Inclusion of both AO and MT conditions in the follow-up analyses provided additional insight into the role of maternal distress in attrition from follow-up. In families that maintained contact with their therapist during the follow-up period through regular monthly telephone check-ups and assistance when needed, maternal distress remained unrelated to attrition during follow-up. However, maternal distress reappeared as a predictor of dropout for families not receiving therapist contact during the follow-up period.

Ongoing therapist support may represent a successful retention strategy for distressed families after treatment. Still, the format of the maintenance sessions may have been less helpful for caregivers with lower intellectual functioning. Maternal intellectual functioning was the only predictor of dropout versus completion of study follow-up for families receiving maintenance treatment. In telephone sessions, problem-solving is necessarily more abstract than in-session observation and direct modeling and coaching of strategies identified for problem resolution. The development of effective maintenance treatment protocols tailored to individual needs is a critically important direction for intervention research with young children.

We also found treatment satisfaction unrelated to follow-up attrition. This finding may have been due to a restricted range of treatment satisfaction scores. With a raw score of 50 representing highest satisfaction, 71% of families scored between 45 and 50 (92% between 40 and 50). Although such high satisfaction ratings limit our understanding of how treatment satisfaction may affect attrition in follow-up, they are consistent with previous findings suggesting that parents who complete PCIT are highly pleased with the process and outcome of their treatment (Brestan et al. 1999). In light of findings indicating less satisfaction among families that drop out of PCIT (Brestan et al. 1999), it may be useful to obtain consumer satisfaction ratings periodically during treatment to address lower satisfaction before families drop out.
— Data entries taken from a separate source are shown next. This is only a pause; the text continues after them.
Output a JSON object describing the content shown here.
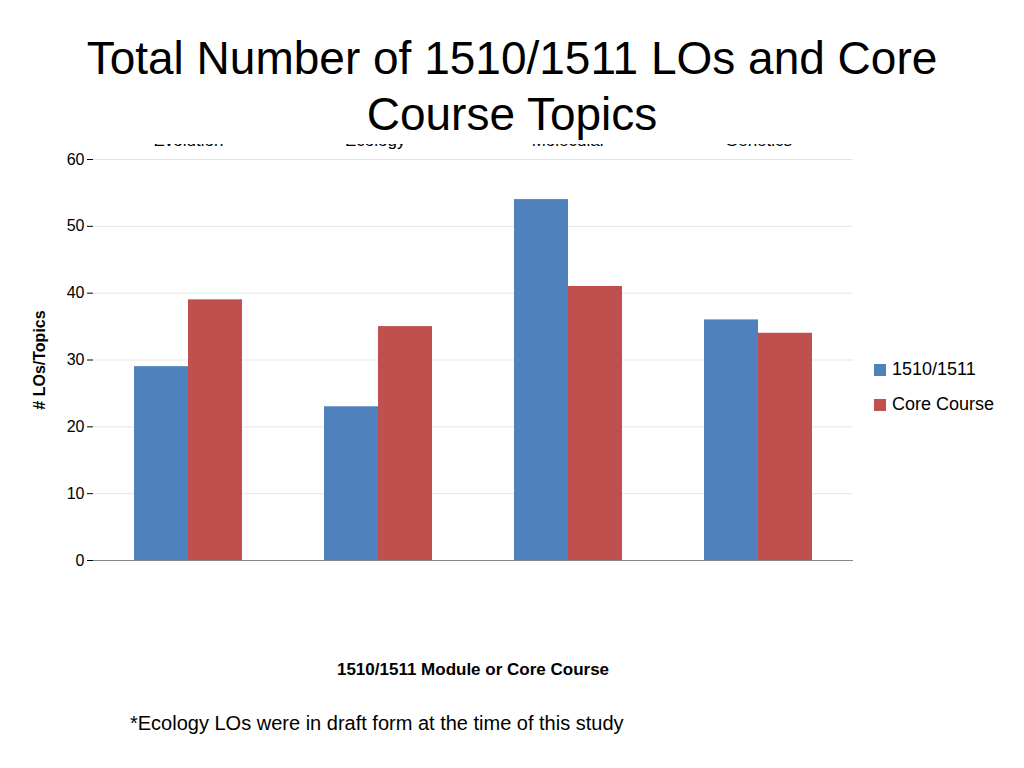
{
  "chart_data": {
    "type": "bar",
    "title": "Total Number of 1510/1511 LOs and Core Course Topics",
    "x_label": "1510/1511 Module or Core Course",
    "y_label": "# LOs/Topics",
    "annotations": [
      "*Ecology LOs were in draft form at the time of this study"
    ],
    "categories": [
      "Evolution",
      "Ecology*",
      "Biomolecules/Cell & Molecular",
      "Genetics"
    ],
    "series": [
      {
        "name": "1510/1511",
        "color": "#4f81bd",
        "values": [
          29,
          23,
          54,
          36
        ]
      },
      {
        "name": "Core Course",
        "color": "#c0504d",
        "values": [
          39,
          35,
          41,
          34
        ]
      }
    ],
    "ylim": [
      0,
      60
    ],
    "yticks": [
      0,
      10,
      20,
      30,
      40,
      50,
      60
    ],
    "grid": true,
    "legend": "right"
  }
}
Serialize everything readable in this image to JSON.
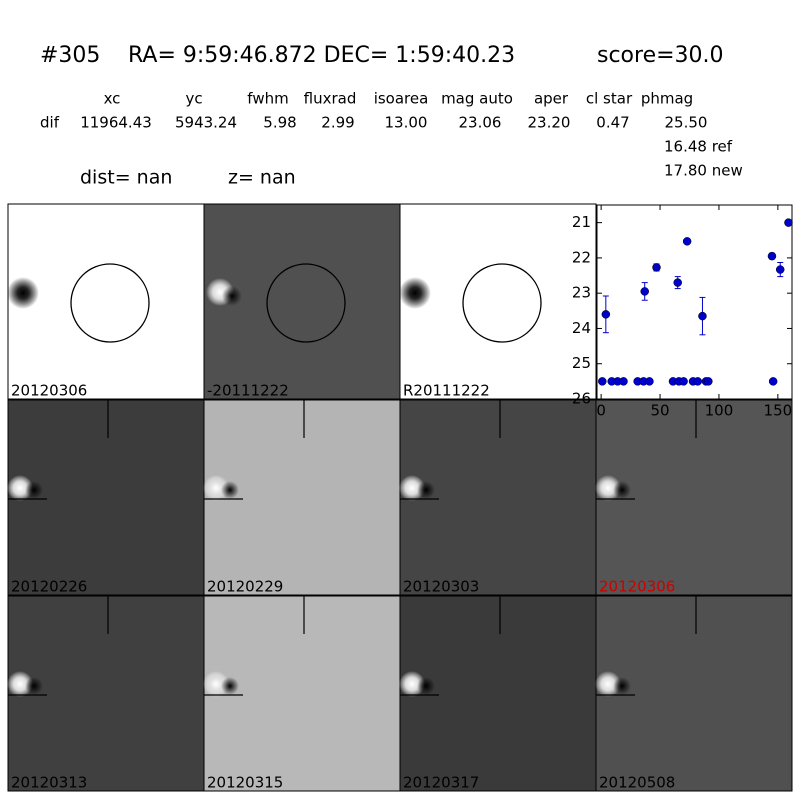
{
  "header": {
    "id": "#305",
    "coords": "RA= 9:59:46.872 DEC= 1:59:40.23",
    "score": "score=30.0"
  },
  "table": {
    "columns": [
      "xc",
      "yc",
      "fwhm",
      "fluxrad",
      "isoarea",
      "mag auto",
      "aper",
      "cl star",
      "phmag"
    ],
    "row_label": "dif",
    "values": [
      "11964.43",
      "5943.24",
      "5.98",
      "2.99",
      "13.00",
      "23.06",
      "23.20",
      "0.47",
      "25.50"
    ],
    "extra": [
      "16.48 ref",
      "17.80 new"
    ]
  },
  "dist": {
    "dist": "dist=   nan",
    "z": "z=   nan"
  },
  "panels": [
    {
      "label": "20120306",
      "label_color": "#000000"
    },
    {
      "label": "-20111222",
      "label_color": "#000000"
    },
    {
      "label": "R20111222",
      "label_color": "#000000"
    },
    {
      "label": "20120226",
      "label_color": "#000000"
    },
    {
      "label": "20120229",
      "label_color": "#000000"
    },
    {
      "label": "20120303",
      "label_color": "#000000"
    },
    {
      "label": "20120306",
      "label_color": "#cc0000"
    },
    {
      "label": "20120313",
      "label_color": "#000000"
    },
    {
      "label": "20120315",
      "label_color": "#000000"
    },
    {
      "label": "20120317",
      "label_color": "#000000"
    },
    {
      "label": "20120508",
      "label_color": "#000000"
    }
  ],
  "chart_data": {
    "type": "scatter",
    "color": "#0000cc",
    "x": [
      1,
      4,
      9,
      14,
      19,
      31,
      36,
      37,
      41,
      47,
      61,
      65,
      66,
      70,
      73,
      78,
      82,
      86,
      89,
      91,
      145,
      146,
      152,
      159
    ],
    "values": [
      25.5,
      23.6,
      25.5,
      25.5,
      25.5,
      25.5,
      25.5,
      22.95,
      25.5,
      22.27,
      25.5,
      22.7,
      25.5,
      25.5,
      21.53,
      25.5,
      25.5,
      23.65,
      25.5,
      25.5,
      21.95,
      25.5,
      22.33,
      21.0
    ],
    "errors": [
      0,
      0.52,
      0,
      0,
      0,
      0,
      0,
      0.25,
      0,
      0.1,
      0,
      0.17,
      0,
      0,
      0.05,
      0,
      0,
      0.53,
      0,
      0,
      0.08,
      0,
      0.2,
      0
    ],
    "xlim": [
      -3.5,
      162
    ],
    "ylim": [
      26,
      20.5
    ],
    "xticks": [
      0,
      50,
      100,
      150
    ],
    "yticks": [
      21,
      22,
      23,
      24,
      25,
      26
    ]
  }
}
Contrary to our hypothesis, attrition rates did not differ significantly between follow-up conditions. The 36% treatment attrition rate in this study was consistent with rates obtained in earlier PCIT studies of children with DBDs (e.g., 35% in Eisenstadt et al. 1993; 33% in Werba et al. 2006), and the follow-up attrition rate was relatively high at 53% in the AO condition and 39% in the MT condition. Future study of PCIT may extend motivational enhancements into the follow-up period as a means of increasing retention during this time.
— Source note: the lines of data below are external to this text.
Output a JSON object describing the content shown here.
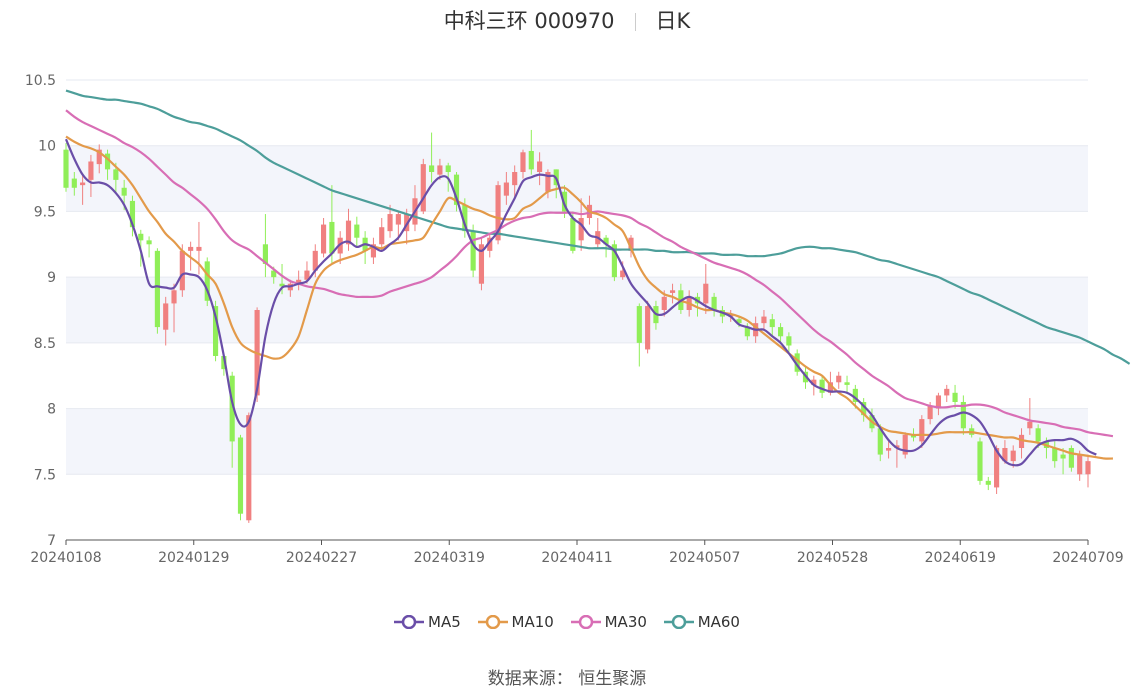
{
  "header": {
    "stock_name": "中科三环 000970",
    "period": "日K"
  },
  "source_label": "数据来源：",
  "source_value": "恒生聚源",
  "colors": {
    "up": "#f08080",
    "down": "#90ee58",
    "ma5": "#6a4ea8",
    "ma10": "#e39a4a",
    "ma30": "#d86eb5",
    "ma60": "#4d9e9a",
    "band": "#f3f5fb",
    "grid": "#e6e9f0",
    "axis": "#999999"
  },
  "chart_data": {
    "type": "candlestick",
    "title": "中科三环 000970 日K",
    "ylim": [
      7,
      10.5
    ],
    "y_ticks": [
      "7",
      "7.5",
      "8",
      "8.5",
      "9",
      "9.5",
      "10",
      "10.5"
    ],
    "x_tick_labels": [
      "20240108",
      "20240129",
      "20240227",
      "20240319",
      "20240411",
      "20240507",
      "20240528",
      "20240619",
      "20240709"
    ],
    "legend": [
      "MA5",
      "MA10",
      "MA30",
      "MA60"
    ],
    "candles": [
      [
        9.97,
        9.68,
        10.02,
        9.65
      ],
      [
        9.75,
        9.68,
        9.8,
        9.62
      ],
      [
        9.7,
        9.72,
        9.79,
        9.55
      ],
      [
        9.74,
        9.88,
        9.93,
        9.61
      ],
      [
        9.86,
        9.97,
        10.01,
        9.79
      ],
      [
        9.94,
        9.82,
        9.97,
        9.74
      ],
      [
        9.82,
        9.74,
        9.87,
        9.64
      ],
      [
        9.68,
        9.62,
        9.74,
        9.51
      ],
      [
        9.58,
        9.38,
        9.62,
        9.31
      ],
      [
        9.33,
        9.28,
        9.36,
        9.08
      ],
      [
        9.28,
        9.25,
        9.31,
        9.15
      ],
      [
        9.2,
        8.62,
        9.22,
        8.57
      ],
      [
        8.6,
        8.8,
        8.85,
        8.48
      ],
      [
        8.8,
        8.9,
        8.95,
        8.58
      ],
      [
        8.9,
        9.2,
        9.25,
        8.85
      ],
      [
        9.2,
        9.23,
        9.27,
        9.05
      ],
      [
        9.2,
        9.23,
        9.42,
        9.02
      ],
      [
        9.12,
        8.82,
        9.15,
        8.78
      ],
      [
        8.78,
        8.4,
        8.82,
        8.36
      ],
      [
        8.4,
        8.3,
        8.42,
        8.25
      ],
      [
        8.25,
        7.75,
        8.28,
        7.55
      ],
      [
        7.78,
        7.2,
        7.8,
        7.15
      ],
      [
        7.15,
        7.95,
        7.97,
        7.13
      ],
      [
        8.1,
        8.75,
        8.77,
        8.05
      ],
      [
        9.25,
        9.1,
        9.48,
        9.0
      ],
      [
        9.05,
        9.0,
        9.08,
        8.95
      ],
      [
        8.95,
        8.93,
        9.1,
        8.87
      ],
      [
        8.9,
        8.95,
        8.98,
        8.85
      ],
      [
        8.95,
        8.98,
        9.05,
        8.9
      ],
      [
        8.98,
        9.05,
        9.12,
        8.95
      ],
      [
        9.05,
        9.2,
        9.25,
        9.0
      ],
      [
        9.18,
        9.4,
        9.45,
        9.15
      ],
      [
        9.42,
        9.18,
        9.7,
        9.1
      ],
      [
        9.18,
        9.3,
        9.35,
        9.1
      ],
      [
        9.25,
        9.43,
        9.52,
        9.2
      ],
      [
        9.4,
        9.3,
        9.46,
        9.23
      ],
      [
        9.3,
        9.2,
        9.35,
        9.1
      ],
      [
        9.15,
        9.25,
        9.3,
        9.1
      ],
      [
        9.25,
        9.38,
        9.45,
        9.2
      ],
      [
        9.35,
        9.48,
        9.55,
        9.3
      ],
      [
        9.4,
        9.48,
        9.5,
        9.28
      ],
      [
        9.35,
        9.48,
        9.52,
        9.25
      ],
      [
        9.4,
        9.6,
        9.7,
        9.35
      ],
      [
        9.5,
        9.86,
        9.9,
        9.48
      ],
      [
        9.85,
        9.8,
        10.1,
        9.72
      ],
      [
        9.78,
        9.85,
        9.9,
        9.74
      ],
      [
        9.85,
        9.8,
        9.87,
        9.65
      ],
      [
        9.78,
        9.55,
        9.8,
        9.5
      ],
      [
        9.55,
        9.35,
        9.6,
        9.3
      ],
      [
        9.35,
        9.05,
        9.4,
        9.0
      ],
      [
        8.95,
        9.25,
        9.3,
        8.9
      ],
      [
        9.2,
        9.3,
        9.33,
        9.15
      ],
      [
        9.28,
        9.7,
        9.73,
        9.25
      ],
      [
        9.62,
        9.72,
        9.8,
        9.55
      ],
      [
        9.7,
        9.8,
        9.85,
        9.6
      ],
      [
        9.8,
        9.95,
        9.97,
        9.75
      ],
      [
        9.96,
        9.82,
        10.12,
        9.78
      ],
      [
        9.8,
        9.88,
        9.95,
        9.7
      ],
      [
        9.65,
        9.8,
        9.82,
        9.6
      ],
      [
        9.82,
        9.7,
        9.82,
        9.6
      ],
      [
        9.65,
        9.5,
        9.7,
        9.45
      ],
      [
        9.45,
        9.2,
        9.5,
        9.18
      ],
      [
        9.28,
        9.45,
        9.6,
        9.2
      ],
      [
        9.45,
        9.55,
        9.62,
        9.4
      ],
      [
        9.25,
        9.35,
        9.45,
        9.22
      ],
      [
        9.3,
        9.25,
        9.32,
        9.15
      ],
      [
        9.25,
        9.0,
        9.28,
        8.97
      ],
      [
        9.0,
        9.05,
        9.12,
        8.98
      ],
      [
        9.2,
        9.3,
        9.32,
        9.15
      ],
      [
        8.78,
        8.5,
        8.8,
        8.32
      ],
      [
        8.45,
        8.78,
        8.82,
        8.42
      ],
      [
        8.78,
        8.65,
        8.82,
        8.6
      ],
      [
        8.75,
        8.85,
        8.9,
        8.7
      ],
      [
        8.88,
        8.9,
        8.95,
        8.8
      ],
      [
        8.9,
        8.75,
        8.95,
        8.72
      ],
      [
        8.75,
        8.85,
        8.9,
        8.7
      ],
      [
        8.85,
        8.8,
        8.88,
        8.7
      ],
      [
        8.8,
        8.95,
        9.1,
        8.72
      ],
      [
        8.85,
        8.75,
        8.88,
        8.7
      ],
      [
        8.75,
        8.7,
        8.78,
        8.65
      ],
      [
        8.7,
        8.72,
        8.75,
        8.66
      ],
      [
        8.68,
        8.65,
        8.7,
        8.62
      ],
      [
        8.62,
        8.55,
        8.65,
        8.52
      ],
      [
        8.55,
        8.65,
        8.7,
        8.5
      ],
      [
        8.65,
        8.7,
        8.75,
        8.6
      ],
      [
        8.68,
        8.62,
        8.72,
        8.55
      ],
      [
        8.62,
        8.55,
        8.65,
        8.5
      ],
      [
        8.55,
        8.48,
        8.58,
        8.43
      ],
      [
        8.42,
        8.28,
        8.45,
        8.25
      ],
      [
        8.28,
        8.2,
        8.32,
        8.15
      ],
      [
        8.18,
        8.22,
        8.25,
        8.1
      ],
      [
        8.22,
        8.12,
        8.25,
        8.08
      ],
      [
        8.12,
        8.2,
        8.28,
        8.1
      ],
      [
        8.2,
        8.25,
        8.28,
        8.15
      ],
      [
        8.2,
        8.18,
        8.25,
        8.12
      ],
      [
        8.15,
        8.05,
        8.18,
        8.0
      ],
      [
        8.05,
        7.95,
        8.08,
        7.9
      ],
      [
        7.95,
        7.85,
        8.0,
        7.82
      ],
      [
        7.85,
        7.65,
        7.88,
        7.6
      ],
      [
        7.68,
        7.7,
        7.75,
        7.62
      ],
      [
        7.7,
        7.72,
        7.76,
        7.55
      ],
      [
        7.65,
        7.8,
        7.82,
        7.62
      ],
      [
        7.8,
        7.78,
        7.85,
        7.75
      ],
      [
        7.75,
        7.92,
        7.95,
        7.7
      ],
      [
        7.92,
        8.02,
        8.05,
        7.88
      ],
      [
        8.0,
        8.1,
        8.12,
        7.95
      ],
      [
        8.1,
        8.15,
        8.18,
        8.05
      ],
      [
        8.12,
        8.05,
        8.18,
        8.0
      ],
      [
        8.05,
        7.85,
        8.1,
        7.8
      ],
      [
        7.85,
        7.8,
        7.88,
        7.78
      ],
      [
        7.75,
        7.45,
        7.78,
        7.42
      ],
      [
        7.45,
        7.42,
        7.48,
        7.38
      ],
      [
        7.4,
        7.7,
        7.72,
        7.35
      ],
      [
        7.6,
        7.7,
        7.76,
        7.58
      ],
      [
        7.6,
        7.68,
        7.72,
        7.55
      ],
      [
        7.7,
        7.8,
        7.85,
        7.62
      ],
      [
        7.85,
        7.9,
        8.08,
        7.8
      ],
      [
        7.85,
        7.75,
        7.88,
        7.7
      ],
      [
        7.75,
        7.7,
        7.78,
        7.62
      ],
      [
        7.7,
        7.6,
        7.75,
        7.55
      ],
      [
        7.65,
        7.62,
        7.7,
        7.5
      ],
      [
        7.7,
        7.55,
        7.72,
        7.52
      ],
      [
        7.5,
        7.65,
        7.68,
        7.45
      ],
      [
        7.5,
        7.6,
        7.65,
        7.4
      ]
    ],
    "ma5": [
      10.05,
      9.9,
      9.78,
      9.72,
      9.72,
      9.7,
      9.64,
      9.55,
      9.4,
      9.2,
      8.95,
      8.93,
      8.92,
      8.92,
      9.02,
      9.02,
      9.0,
      8.9,
      8.7,
      8.4,
      8.05,
      7.88,
      7.9,
      8.15,
      8.55,
      8.8,
      8.92,
      8.93,
      8.95,
      8.97,
      9.05,
      9.12,
      9.18,
      9.25,
      9.27,
      9.23,
      9.25,
      9.23,
      9.2,
      9.25,
      9.3,
      9.4,
      9.5,
      9.6,
      9.7,
      9.76,
      9.75,
      9.6,
      9.4,
      9.25,
      9.2,
      9.27,
      9.35,
      9.48,
      9.6,
      9.73,
      9.76,
      9.78,
      9.77,
      9.75,
      9.55,
      9.45,
      9.4,
      9.32,
      9.3,
      9.25,
      9.2,
      9.08,
      8.95,
      8.87,
      8.8,
      8.72,
      8.72,
      8.77,
      8.82,
      8.85,
      8.82,
      8.78,
      8.75,
      8.73,
      8.7,
      8.64,
      8.62,
      8.6,
      8.6,
      8.55,
      8.5,
      8.42,
      8.33,
      8.25,
      8.18,
      8.15,
      8.13,
      8.13,
      8.12,
      8.08,
      8.02,
      7.95,
      7.85,
      7.76,
      7.7,
      7.68,
      7.68,
      7.72,
      7.8,
      7.88,
      7.93,
      7.95,
      7.97,
      7.95,
      7.9,
      7.8,
      7.68,
      7.6,
      7.57,
      7.58,
      7.65,
      7.72,
      7.75,
      7.76,
      7.76,
      7.77,
      7.74,
      7.68,
      7.65
    ],
    "ma10": [
      10.07,
      10.03,
      10.0,
      9.98,
      9.95,
      9.9,
      9.84,
      9.78,
      9.7,
      9.6,
      9.5,
      9.42,
      9.33,
      9.27,
      9.2,
      9.15,
      9.1,
      9.02,
      8.95,
      8.8,
      8.62,
      8.5,
      8.45,
      8.42,
      8.4,
      8.38,
      8.39,
      8.45,
      8.55,
      8.75,
      8.95,
      9.05,
      9.1,
      9.13,
      9.15,
      9.17,
      9.2,
      9.23,
      9.22,
      9.25,
      9.26,
      9.27,
      9.28,
      9.3,
      9.4,
      9.5,
      9.6,
      9.58,
      9.55,
      9.52,
      9.5,
      9.47,
      9.45,
      9.44,
      9.45,
      9.52,
      9.55,
      9.6,
      9.65,
      9.67,
      9.68,
      9.63,
      9.57,
      9.5,
      9.48,
      9.45,
      9.4,
      9.35,
      9.22,
      9.08,
      8.98,
      8.92,
      8.87,
      8.85,
      8.82,
      8.8,
      8.77,
      8.75,
      8.75,
      8.73,
      8.72,
      8.7,
      8.67,
      8.62,
      8.57,
      8.52,
      8.47,
      8.42,
      8.37,
      8.32,
      8.28,
      8.25,
      8.18,
      8.12,
      8.08,
      8.02,
      7.96,
      7.9,
      7.86,
      7.83,
      7.82,
      7.81,
      7.8,
      7.8,
      7.8,
      7.81,
      7.82,
      7.82,
      7.82,
      7.82,
      7.81,
      7.8,
      7.79,
      7.78,
      7.78,
      7.76,
      7.75,
      7.74,
      7.72,
      7.7,
      7.68,
      7.66,
      7.65,
      7.64,
      7.63,
      7.62,
      7.62
    ],
    "ma30": [
      10.27,
      10.22,
      10.18,
      10.15,
      10.12,
      10.09,
      10.06,
      10.02,
      9.99,
      9.95,
      9.9,
      9.84,
      9.78,
      9.72,
      9.68,
      9.63,
      9.58,
      9.52,
      9.44,
      9.35,
      9.28,
      9.24,
      9.21,
      9.16,
      9.11,
      9.06,
      9.01,
      8.97,
      8.95,
      8.93,
      8.92,
      8.91,
      8.89,
      8.87,
      8.86,
      8.85,
      8.85,
      8.85,
      8.86,
      8.89,
      8.91,
      8.93,
      8.95,
      8.97,
      9.0,
      9.05,
      9.1,
      9.16,
      9.23,
      9.28,
      9.3,
      9.33,
      9.36,
      9.4,
      9.43,
      9.45,
      9.46,
      9.48,
      9.49,
      9.49,
      9.49,
      9.49,
      9.48,
      9.49,
      9.5,
      9.49,
      9.48,
      9.47,
      9.45,
      9.41,
      9.38,
      9.34,
      9.3,
      9.27,
      9.23,
      9.2,
      9.17,
      9.14,
      9.11,
      9.09,
      9.07,
      9.05,
      9.02,
      8.98,
      8.94,
      8.89,
      8.84,
      8.78,
      8.72,
      8.66,
      8.6,
      8.55,
      8.51,
      8.46,
      8.41,
      8.35,
      8.3,
      8.25,
      8.21,
      8.17,
      8.12,
      8.08,
      8.06,
      8.04,
      8.02,
      8.01,
      8.01,
      8.02,
      8.02,
      8.03,
      8.03,
      8.02,
      8.0,
      7.97,
      7.95,
      7.93,
      7.91,
      7.9,
      7.89,
      7.88,
      7.86,
      7.85,
      7.84,
      7.82,
      7.81,
      7.8,
      7.79
    ],
    "ma60": [
      10.42,
      10.4,
      10.38,
      10.37,
      10.36,
      10.35,
      10.35,
      10.34,
      10.33,
      10.32,
      10.3,
      10.28,
      10.25,
      10.22,
      10.2,
      10.18,
      10.17,
      10.15,
      10.13,
      10.1,
      10.07,
      10.04,
      10.0,
      9.96,
      9.91,
      9.87,
      9.84,
      9.81,
      9.78,
      9.75,
      9.72,
      9.69,
      9.66,
      9.64,
      9.62,
      9.6,
      9.58,
      9.56,
      9.54,
      9.52,
      9.5,
      9.48,
      9.46,
      9.44,
      9.42,
      9.4,
      9.38,
      9.37,
      9.36,
      9.35,
      9.34,
      9.33,
      9.33,
      9.32,
      9.31,
      9.3,
      9.29,
      9.28,
      9.27,
      9.26,
      9.25,
      9.24,
      9.23,
      9.22,
      9.22,
      9.22,
      9.21,
      9.21,
      9.21,
      9.21,
      9.21,
      9.2,
      9.2,
      9.19,
      9.19,
      9.19,
      9.18,
      9.18,
      9.18,
      9.17,
      9.17,
      9.17,
      9.16,
      9.16,
      9.16,
      9.17,
      9.18,
      9.2,
      9.22,
      9.23,
      9.23,
      9.22,
      9.22,
      9.21,
      9.2,
      9.19,
      9.17,
      9.15,
      9.13,
      9.12,
      9.1,
      9.08,
      9.06,
      9.04,
      9.02,
      9.0,
      8.97,
      8.94,
      8.91,
      8.88,
      8.86,
      8.83,
      8.8,
      8.77,
      8.74,
      8.71,
      8.68,
      8.65,
      8.62,
      8.6,
      8.58,
      8.56,
      8.54,
      8.51,
      8.48,
      8.45,
      8.41,
      8.38,
      8.34
    ]
  }
}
Sample size limited the number of variables that could be examined as predictors of attrition in this study and precluded inclusion of paternal caregivers in our analyses. In light of findings that suggest father involvement in PCIT may relate to improved long-term outcome, it will be important in future research to consider the unique role that father variables may play in predicting attrition. Although research suggests that predictors may differ depending on the point at which families disengage from the treatment process (Kazdin and Mazurick 1994; McKay and Bannon 2004), our sample size did not permit us to separate dropout families according to their varying points of disengagement.

The strength of this study is the identification of three conceptually based variables related to treatment attrition that together improve upon earlier predictions of PCIT attrition (Werba et al. 2006). The inclusion of observed maternal verbal behaviors during parent–child interactions at pretreatment assessment represents an important contribution to the child treatment attrition literature. The results extend the literature by elucidating predictors of follow-up attrition that led to correct classification of 63% of dropouts in the assessment-only condition and 83% in the maintenance treatment condition. Attrition from both treatment and follow-up presents a significant challenge to researchers and clinicians. Our findings point to the need for continued study of attrition and engagement throughout the process of PCIT.